Preparation and flame retardancy of an intumescent flame-retardant epoxy resin system constructed by multiple flame-retardant compositions containing phosphorus and nitrogen heterocycle

A phosphorous/nitrogen-containing reactive phenolic derivative (DOPO-HPM) was synthesized via the addition reaction between 9,10-dihydro-9-oxa-10-phosphaphenanthrene-10-oxide (DOPO) and N-(4-hydroxyphenyl) maleimide (HPM). The structure of DOPO-HPM was characterized by Fourier transform infrared spectroscopy (FTIR), 1H and 31P nuclear magnetic resonance (NMR) and elemental analysis (EA). The studied flame-retardant epoxy resin systems were prepared by copolymerizing diglycidyl ether of bisphenol-A (DGEBA) with DOPO-HPM, triglycidyl isocyanurate (TGIC) and 4,4′-diamino-diphenyl sulfone (DDS). Thermal and flame retardant properties of the cured epoxy resins were investigated by differential scanning calorimeter (DSC), thermogravimeric analysis (TGA), limited oxygen index (LOI) measurement, UL94 test and cone calorimeter. The DSC results indicated that the modified epoxy resins showed little fluctuation in glass transition temperatures (197-205 °C). The results of combustion tests indicated that the modified epoxy resin systems exhibited excellent flame retardant properties. The P-1 and P-1.25 systems acquired LOI values of 37% and 38.5%, respectively, and achieved a UL94 V-0 rating. Compared with the P-0 system, the peak of heat release rate (pk-HRR), average of effective heat of combustion (av-EHC) and total heat release (THR) of P-1.25 system decreased by 61.4%, 23.4% and 34.9%, respectively.
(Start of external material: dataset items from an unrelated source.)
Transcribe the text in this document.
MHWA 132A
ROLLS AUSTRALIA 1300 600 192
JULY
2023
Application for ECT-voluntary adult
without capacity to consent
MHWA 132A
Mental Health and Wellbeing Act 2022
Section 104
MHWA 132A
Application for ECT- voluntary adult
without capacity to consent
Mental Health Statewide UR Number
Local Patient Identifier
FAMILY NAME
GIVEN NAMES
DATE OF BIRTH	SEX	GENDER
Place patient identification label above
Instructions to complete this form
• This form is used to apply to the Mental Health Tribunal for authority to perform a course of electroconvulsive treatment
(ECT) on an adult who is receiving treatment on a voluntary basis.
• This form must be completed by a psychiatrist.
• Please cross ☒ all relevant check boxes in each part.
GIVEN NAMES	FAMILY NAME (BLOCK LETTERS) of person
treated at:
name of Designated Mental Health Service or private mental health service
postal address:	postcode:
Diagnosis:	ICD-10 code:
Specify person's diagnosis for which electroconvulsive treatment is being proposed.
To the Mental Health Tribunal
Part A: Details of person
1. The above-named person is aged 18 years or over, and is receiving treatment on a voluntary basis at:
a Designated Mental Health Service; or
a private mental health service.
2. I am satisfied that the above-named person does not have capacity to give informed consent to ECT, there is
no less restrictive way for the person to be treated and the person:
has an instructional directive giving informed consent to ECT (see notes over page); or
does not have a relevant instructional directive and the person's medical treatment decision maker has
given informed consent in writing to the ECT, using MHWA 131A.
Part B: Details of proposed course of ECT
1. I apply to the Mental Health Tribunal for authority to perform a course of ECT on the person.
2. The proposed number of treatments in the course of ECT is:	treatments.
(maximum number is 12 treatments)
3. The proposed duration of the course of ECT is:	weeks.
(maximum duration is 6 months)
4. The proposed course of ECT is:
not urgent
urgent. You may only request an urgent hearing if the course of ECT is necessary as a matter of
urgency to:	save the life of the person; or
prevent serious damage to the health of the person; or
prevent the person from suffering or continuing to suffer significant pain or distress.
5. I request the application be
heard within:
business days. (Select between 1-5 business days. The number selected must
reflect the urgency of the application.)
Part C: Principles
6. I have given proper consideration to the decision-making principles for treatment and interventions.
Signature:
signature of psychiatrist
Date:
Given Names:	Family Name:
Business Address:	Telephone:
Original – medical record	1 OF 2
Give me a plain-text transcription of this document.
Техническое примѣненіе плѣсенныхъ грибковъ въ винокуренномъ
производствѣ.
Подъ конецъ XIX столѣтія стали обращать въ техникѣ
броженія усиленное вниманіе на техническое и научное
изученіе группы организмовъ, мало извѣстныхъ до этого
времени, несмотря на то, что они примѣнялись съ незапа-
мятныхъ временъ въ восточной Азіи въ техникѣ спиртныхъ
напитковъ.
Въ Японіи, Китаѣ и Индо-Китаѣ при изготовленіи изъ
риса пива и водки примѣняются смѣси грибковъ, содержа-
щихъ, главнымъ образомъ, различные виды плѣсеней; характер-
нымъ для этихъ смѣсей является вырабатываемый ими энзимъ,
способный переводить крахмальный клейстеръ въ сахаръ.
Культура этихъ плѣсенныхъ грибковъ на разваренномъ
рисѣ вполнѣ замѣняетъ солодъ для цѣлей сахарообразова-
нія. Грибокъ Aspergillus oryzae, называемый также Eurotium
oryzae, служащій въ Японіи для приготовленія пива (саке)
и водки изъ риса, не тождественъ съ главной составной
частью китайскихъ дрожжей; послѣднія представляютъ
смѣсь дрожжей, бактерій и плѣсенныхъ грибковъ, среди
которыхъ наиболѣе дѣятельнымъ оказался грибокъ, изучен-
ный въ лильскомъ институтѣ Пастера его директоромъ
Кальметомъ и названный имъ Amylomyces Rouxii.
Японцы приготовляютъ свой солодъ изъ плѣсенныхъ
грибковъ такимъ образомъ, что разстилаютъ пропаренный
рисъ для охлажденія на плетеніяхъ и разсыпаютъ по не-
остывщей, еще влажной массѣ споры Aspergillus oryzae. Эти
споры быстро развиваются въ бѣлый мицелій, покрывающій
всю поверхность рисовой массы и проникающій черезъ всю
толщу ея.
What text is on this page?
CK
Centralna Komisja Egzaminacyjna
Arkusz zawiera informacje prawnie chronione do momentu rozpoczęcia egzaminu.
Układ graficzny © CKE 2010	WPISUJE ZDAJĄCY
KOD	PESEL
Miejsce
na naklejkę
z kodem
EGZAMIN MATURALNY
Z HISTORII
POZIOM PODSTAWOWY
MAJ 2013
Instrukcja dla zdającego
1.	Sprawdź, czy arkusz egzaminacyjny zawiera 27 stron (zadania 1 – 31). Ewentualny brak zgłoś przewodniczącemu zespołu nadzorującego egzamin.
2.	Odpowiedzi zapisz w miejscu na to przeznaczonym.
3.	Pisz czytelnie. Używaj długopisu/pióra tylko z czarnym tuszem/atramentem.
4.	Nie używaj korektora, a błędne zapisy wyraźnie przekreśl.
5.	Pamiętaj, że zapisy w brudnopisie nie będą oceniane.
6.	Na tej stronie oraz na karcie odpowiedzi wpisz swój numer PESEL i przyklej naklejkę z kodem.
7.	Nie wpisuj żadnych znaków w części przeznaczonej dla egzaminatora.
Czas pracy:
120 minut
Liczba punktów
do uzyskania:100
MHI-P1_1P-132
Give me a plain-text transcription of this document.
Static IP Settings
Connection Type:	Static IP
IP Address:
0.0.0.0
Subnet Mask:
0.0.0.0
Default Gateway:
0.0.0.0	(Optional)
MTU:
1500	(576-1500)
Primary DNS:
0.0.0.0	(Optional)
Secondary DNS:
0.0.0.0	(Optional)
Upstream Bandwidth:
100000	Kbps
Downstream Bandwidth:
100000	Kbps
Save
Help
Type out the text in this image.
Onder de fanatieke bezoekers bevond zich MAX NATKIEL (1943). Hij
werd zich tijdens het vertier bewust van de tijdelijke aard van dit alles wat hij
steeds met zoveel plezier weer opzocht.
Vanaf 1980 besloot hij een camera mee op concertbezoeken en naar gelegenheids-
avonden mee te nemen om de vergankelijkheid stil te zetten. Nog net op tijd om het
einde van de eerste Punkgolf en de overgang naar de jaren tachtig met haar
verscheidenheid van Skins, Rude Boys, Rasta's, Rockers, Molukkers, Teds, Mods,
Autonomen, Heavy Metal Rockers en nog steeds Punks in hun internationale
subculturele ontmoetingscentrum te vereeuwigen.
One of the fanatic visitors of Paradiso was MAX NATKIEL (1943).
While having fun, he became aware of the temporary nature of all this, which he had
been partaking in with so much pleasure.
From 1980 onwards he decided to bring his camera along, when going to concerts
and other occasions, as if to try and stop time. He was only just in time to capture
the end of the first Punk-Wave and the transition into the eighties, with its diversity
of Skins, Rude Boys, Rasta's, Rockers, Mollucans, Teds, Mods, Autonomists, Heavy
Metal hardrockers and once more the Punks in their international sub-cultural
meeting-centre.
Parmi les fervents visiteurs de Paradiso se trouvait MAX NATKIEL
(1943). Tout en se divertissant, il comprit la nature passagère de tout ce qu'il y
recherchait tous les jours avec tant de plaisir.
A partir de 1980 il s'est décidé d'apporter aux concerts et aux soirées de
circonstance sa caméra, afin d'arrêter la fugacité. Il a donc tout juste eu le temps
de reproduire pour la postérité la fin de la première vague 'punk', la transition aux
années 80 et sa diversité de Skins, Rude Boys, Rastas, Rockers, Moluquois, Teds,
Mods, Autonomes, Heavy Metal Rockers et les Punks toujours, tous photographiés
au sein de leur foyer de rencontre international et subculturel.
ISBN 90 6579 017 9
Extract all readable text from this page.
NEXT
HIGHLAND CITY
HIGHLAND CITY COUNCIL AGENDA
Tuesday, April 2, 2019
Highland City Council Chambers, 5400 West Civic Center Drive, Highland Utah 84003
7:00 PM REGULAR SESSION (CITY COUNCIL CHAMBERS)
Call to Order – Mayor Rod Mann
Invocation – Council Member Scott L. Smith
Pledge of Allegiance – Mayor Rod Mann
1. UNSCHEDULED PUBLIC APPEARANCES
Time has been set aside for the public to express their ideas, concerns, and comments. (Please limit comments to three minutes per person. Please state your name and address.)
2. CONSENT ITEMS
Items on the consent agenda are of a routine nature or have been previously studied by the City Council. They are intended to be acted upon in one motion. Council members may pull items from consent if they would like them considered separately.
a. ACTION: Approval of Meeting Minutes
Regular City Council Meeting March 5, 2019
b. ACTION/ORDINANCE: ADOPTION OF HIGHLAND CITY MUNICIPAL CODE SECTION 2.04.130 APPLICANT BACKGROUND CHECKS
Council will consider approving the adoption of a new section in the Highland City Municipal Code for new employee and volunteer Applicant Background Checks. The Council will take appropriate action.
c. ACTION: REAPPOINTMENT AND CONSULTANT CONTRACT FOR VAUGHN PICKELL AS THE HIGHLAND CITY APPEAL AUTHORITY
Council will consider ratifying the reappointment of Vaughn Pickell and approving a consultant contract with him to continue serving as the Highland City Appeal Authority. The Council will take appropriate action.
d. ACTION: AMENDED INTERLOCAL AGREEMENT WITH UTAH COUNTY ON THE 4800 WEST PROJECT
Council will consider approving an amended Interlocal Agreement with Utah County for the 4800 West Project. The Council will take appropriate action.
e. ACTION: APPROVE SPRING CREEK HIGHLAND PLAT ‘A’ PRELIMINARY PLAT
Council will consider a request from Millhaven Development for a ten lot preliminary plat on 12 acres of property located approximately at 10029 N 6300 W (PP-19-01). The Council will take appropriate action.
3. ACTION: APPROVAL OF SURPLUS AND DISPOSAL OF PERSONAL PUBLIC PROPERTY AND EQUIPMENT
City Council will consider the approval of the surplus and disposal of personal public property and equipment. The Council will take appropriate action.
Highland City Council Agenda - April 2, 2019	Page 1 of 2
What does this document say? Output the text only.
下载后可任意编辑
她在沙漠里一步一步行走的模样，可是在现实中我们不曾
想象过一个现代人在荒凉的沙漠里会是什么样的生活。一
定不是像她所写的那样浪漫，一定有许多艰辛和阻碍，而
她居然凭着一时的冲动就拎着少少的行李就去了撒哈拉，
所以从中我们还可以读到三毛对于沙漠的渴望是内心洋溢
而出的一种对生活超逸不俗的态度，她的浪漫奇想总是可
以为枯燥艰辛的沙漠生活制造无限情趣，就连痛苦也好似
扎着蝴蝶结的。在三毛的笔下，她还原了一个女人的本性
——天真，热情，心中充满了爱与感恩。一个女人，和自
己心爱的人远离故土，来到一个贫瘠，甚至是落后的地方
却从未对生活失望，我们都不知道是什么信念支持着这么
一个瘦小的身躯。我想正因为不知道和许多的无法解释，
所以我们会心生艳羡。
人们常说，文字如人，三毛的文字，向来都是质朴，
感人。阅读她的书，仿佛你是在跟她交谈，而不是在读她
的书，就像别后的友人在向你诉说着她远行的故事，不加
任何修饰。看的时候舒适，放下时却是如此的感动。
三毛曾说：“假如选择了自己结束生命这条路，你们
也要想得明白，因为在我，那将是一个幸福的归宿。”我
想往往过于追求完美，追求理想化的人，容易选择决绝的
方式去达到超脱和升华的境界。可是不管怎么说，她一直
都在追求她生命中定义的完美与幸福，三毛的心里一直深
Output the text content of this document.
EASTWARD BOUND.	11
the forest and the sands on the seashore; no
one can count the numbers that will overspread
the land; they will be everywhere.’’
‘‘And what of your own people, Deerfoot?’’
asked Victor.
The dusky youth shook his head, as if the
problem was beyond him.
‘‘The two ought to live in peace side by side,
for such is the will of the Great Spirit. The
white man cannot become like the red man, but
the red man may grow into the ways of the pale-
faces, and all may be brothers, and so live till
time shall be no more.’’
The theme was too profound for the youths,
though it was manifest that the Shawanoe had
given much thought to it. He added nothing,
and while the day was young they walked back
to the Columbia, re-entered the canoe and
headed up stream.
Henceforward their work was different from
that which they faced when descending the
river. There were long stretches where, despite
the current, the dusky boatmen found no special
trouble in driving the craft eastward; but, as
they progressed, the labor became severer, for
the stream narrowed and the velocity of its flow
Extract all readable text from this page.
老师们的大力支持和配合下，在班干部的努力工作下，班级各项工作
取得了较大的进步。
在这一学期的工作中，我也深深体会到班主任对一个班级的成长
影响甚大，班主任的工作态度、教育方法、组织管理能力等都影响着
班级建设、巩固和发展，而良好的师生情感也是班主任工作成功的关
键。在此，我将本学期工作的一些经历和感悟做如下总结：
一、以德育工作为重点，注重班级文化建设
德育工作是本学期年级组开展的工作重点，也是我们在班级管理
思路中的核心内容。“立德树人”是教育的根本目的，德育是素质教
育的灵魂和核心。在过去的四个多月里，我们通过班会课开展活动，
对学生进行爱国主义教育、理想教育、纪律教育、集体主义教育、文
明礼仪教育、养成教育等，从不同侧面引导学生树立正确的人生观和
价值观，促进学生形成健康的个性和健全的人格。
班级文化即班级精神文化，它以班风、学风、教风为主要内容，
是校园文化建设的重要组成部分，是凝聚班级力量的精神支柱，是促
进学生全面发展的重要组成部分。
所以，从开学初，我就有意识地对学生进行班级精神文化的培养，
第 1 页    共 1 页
In addition, the total smoke production (TSP) of the modified epoxy resin systems decreased with the increasing content of flame retardants, indicating the smoke suppression effect of the flame-retardant systems. Through visual observation, the char residues after cone calorimetry test exhibited intumescent structures with continuous and compact surfaces. The flame retardant mechanism was studied by FTIR, scanning electron microscope (SEM), cone calorimeter and pyrolysis-gas chromatography/mass spectrometry (Py-GC/MS).